Question: You mentioned obedience, for which the Jesuits are known. But obedience can also be misunderstood...

Sosa: Of course, that's true. There are so many satirical comparisons of the Society of Jesus with the military. But it is exactly the opposite with us. We don't want cadaver obedience, but we are looking for men who can think and discern for themselves. Obedience means seeking together how and where one can best make one's contribution to the whole. I have experienced this throughout my life as a Jesuit.

Question: As Superior General of the Jesuits, you have great influence and are therefore also called the "black Pope". Recently you vehemently rejected this designation. Why? It is also a kind of distinction...

Sosa: I don't like this designation at all! Because it is the exact opposite of what the Jesuits see as their mission. People want to say with this expression that the Superior General of the Jesuits has a power similar to that of the Holy Father. This is not true and I cannot accept it, not even as a joke. Jesuits want to serve the people and the Church by putting themselves at the disposal of the Pope. Therefore, there must not be a second Pope. We Jesuits therefore take a special vow not to aspire to ecclesiastical offices and titles, not even the office of bishop - let alone the papal chair.

Question: But today the successor of Peter in Rome is a Jesuit.
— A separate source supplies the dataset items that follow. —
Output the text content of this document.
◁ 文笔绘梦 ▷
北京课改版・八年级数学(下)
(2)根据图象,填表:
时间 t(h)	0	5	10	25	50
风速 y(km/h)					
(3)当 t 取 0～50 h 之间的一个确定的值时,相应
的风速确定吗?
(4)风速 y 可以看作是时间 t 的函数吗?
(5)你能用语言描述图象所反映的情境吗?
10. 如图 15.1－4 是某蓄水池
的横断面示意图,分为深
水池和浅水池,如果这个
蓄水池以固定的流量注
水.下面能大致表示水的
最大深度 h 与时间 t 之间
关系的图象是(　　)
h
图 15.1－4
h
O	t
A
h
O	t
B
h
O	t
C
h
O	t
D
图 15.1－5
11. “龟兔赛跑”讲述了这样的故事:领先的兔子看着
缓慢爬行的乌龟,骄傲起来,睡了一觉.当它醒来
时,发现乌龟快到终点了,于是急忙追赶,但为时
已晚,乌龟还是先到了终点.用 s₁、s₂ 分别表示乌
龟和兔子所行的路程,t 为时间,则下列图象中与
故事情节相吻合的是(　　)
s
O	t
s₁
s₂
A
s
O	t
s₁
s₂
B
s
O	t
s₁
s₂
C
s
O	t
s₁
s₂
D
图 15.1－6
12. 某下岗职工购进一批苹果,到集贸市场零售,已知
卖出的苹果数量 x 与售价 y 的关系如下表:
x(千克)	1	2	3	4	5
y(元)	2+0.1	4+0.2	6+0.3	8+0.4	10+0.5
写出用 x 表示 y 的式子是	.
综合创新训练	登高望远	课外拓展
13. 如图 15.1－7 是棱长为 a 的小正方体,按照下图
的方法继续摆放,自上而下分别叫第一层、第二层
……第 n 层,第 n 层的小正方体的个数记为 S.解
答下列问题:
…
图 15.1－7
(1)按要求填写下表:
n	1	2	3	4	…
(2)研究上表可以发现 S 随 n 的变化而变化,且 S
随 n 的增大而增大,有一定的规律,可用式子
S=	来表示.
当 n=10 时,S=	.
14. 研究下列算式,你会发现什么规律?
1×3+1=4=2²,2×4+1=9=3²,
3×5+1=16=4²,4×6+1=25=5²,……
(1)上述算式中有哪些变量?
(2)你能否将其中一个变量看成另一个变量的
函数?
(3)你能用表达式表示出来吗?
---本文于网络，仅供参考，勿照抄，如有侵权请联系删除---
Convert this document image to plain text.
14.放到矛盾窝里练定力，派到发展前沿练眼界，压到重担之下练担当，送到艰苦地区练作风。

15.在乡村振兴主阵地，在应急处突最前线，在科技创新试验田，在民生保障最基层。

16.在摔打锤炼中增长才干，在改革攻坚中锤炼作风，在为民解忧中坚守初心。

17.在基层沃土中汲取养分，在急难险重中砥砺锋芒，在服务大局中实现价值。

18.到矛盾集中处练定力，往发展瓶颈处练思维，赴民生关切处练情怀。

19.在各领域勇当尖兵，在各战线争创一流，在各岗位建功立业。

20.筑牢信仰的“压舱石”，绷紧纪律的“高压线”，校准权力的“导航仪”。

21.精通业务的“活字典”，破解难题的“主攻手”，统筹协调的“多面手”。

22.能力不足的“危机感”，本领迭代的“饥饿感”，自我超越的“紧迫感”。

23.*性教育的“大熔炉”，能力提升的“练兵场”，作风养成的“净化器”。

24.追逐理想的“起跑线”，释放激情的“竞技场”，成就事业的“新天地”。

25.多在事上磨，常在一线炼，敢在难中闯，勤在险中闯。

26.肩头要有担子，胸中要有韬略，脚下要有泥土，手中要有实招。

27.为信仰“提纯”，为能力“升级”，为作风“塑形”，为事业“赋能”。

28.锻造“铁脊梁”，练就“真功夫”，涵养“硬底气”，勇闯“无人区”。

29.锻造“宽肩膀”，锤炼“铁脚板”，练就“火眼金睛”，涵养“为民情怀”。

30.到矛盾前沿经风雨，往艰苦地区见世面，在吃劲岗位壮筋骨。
What is the Order's relationship with the Pope?

Sosa: Pope Francis is first and foremost the head of the Church and not a Jesuit. He spent many years of his life in the Society and that has of course shaped him - positively, I mean. (laughs) But the Jesuit relationship with him is no different than with any other Pope. We always submit to the Pope, whoever he may be. But of course there is another level of relationship with the Pope, because we know each other personally, speak the same language and have a similar spirituality. But the Pope is the Pope. There is a huge respect for him and his office on the part of the Jesuits, but also respect on the part of the Pope for the work of our Order - but not only for the Jesuits, also towards other Orders. Pope Francis is very close to all religious orders and spiritual communities.

Question: So there is no special affection of the Pope for the Jesuits?

Sosa: Often no one believes me, but I don't have a shorter line to the Pope than other Superiors General. If I want to speak to Francis, I have to request it through his secretary just like everyone else.